Since most cell phones serve multiple functions, like built-in cameras, internet access, MP3 players, researchers saw its potential function as a detection device that could one day be in the hands of millions of people.

Purdue researchers have teamed up with Andrew Longman, a consulting instrumentation scientist, and telecommunications company AT and T to develop networking software that integrates with radiation detectors and cell phones.

Researchers said the device would be particularly useful in urban and metropolitan areas.
“The likely targets of a potential terrorist attack would be big cities with concentrated populations, and a system like this would make it very difficult for someone to go undetected with a radiological dirty bomb in such an area,” said Longman.

“The more people ware walking around with cell phones and PDAs, the easier it would be to detect and catch the perpetrator. We are asking the public to push for this.” He added.
Researchers tested a prototype in November, demonstrating that it is capable of detecting a weak radiation source within 15 feet from the source.

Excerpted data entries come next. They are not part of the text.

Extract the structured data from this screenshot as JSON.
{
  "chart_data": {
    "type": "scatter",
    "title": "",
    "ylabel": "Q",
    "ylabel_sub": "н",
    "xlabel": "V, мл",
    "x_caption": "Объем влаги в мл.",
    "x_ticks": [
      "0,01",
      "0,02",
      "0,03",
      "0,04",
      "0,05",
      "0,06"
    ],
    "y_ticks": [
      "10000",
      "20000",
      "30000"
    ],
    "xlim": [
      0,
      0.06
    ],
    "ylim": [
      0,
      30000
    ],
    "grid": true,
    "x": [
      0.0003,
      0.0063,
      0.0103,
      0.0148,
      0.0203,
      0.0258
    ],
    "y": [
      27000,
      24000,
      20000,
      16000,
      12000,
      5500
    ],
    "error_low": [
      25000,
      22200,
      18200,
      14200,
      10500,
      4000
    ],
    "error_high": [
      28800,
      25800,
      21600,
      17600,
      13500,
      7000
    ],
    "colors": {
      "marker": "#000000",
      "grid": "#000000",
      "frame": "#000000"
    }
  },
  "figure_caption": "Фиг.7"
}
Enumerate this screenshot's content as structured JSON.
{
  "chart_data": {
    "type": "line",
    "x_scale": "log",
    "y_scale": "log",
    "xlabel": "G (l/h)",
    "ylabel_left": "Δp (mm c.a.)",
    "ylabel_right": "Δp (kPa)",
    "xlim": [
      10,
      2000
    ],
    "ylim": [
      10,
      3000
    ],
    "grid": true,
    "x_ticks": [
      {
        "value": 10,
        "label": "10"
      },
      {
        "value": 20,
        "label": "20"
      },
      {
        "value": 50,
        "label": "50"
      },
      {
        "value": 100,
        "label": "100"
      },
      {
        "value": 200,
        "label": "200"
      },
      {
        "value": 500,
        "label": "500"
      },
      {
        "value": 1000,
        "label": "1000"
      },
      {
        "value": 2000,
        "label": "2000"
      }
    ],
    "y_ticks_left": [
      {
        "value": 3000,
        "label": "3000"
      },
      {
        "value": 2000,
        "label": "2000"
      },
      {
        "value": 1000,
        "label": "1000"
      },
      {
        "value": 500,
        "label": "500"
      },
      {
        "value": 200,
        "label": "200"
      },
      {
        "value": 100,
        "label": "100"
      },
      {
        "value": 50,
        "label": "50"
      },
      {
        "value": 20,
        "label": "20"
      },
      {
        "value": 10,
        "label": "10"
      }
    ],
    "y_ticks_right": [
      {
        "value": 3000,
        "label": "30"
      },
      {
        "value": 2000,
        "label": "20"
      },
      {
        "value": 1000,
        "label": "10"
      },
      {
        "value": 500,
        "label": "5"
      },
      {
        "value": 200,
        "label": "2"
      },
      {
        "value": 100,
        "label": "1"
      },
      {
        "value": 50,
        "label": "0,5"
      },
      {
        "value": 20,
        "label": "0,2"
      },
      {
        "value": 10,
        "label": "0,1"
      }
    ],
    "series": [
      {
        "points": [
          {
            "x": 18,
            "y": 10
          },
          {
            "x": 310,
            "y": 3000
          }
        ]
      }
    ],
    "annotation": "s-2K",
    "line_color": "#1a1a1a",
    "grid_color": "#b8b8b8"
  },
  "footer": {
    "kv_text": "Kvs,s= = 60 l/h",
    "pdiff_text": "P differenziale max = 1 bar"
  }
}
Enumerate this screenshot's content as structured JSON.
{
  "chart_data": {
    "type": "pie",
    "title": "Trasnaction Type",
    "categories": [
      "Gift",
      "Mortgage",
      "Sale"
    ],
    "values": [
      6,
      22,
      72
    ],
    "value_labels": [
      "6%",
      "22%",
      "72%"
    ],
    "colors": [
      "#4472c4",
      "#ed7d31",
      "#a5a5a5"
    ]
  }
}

The phone can report its locations and send data to a receiving tower, so if radiation is detected, it would beam a signal to a home station and integrated software would uncover and evaluate the levels of radiation.

The signal grows weaker with increasing distance from the source, and the software is able to use the data from many cell phones to pinpoint the location of the radiation source.
Researchers said the system could be trained to ignore known radiation sources, such as hospitals, and radiation from certain common items, such as bananas, which contain a radioactive isotope of potassium.

In addition to detecting radiological dirty bombs designed to scatter hazardous radioactive materials over an area, the system also could be used to detect nuclear weapons, which create a nuclear chain reaction that causes a powerful explosion. The system also could be used to detect spills of radioactive materials.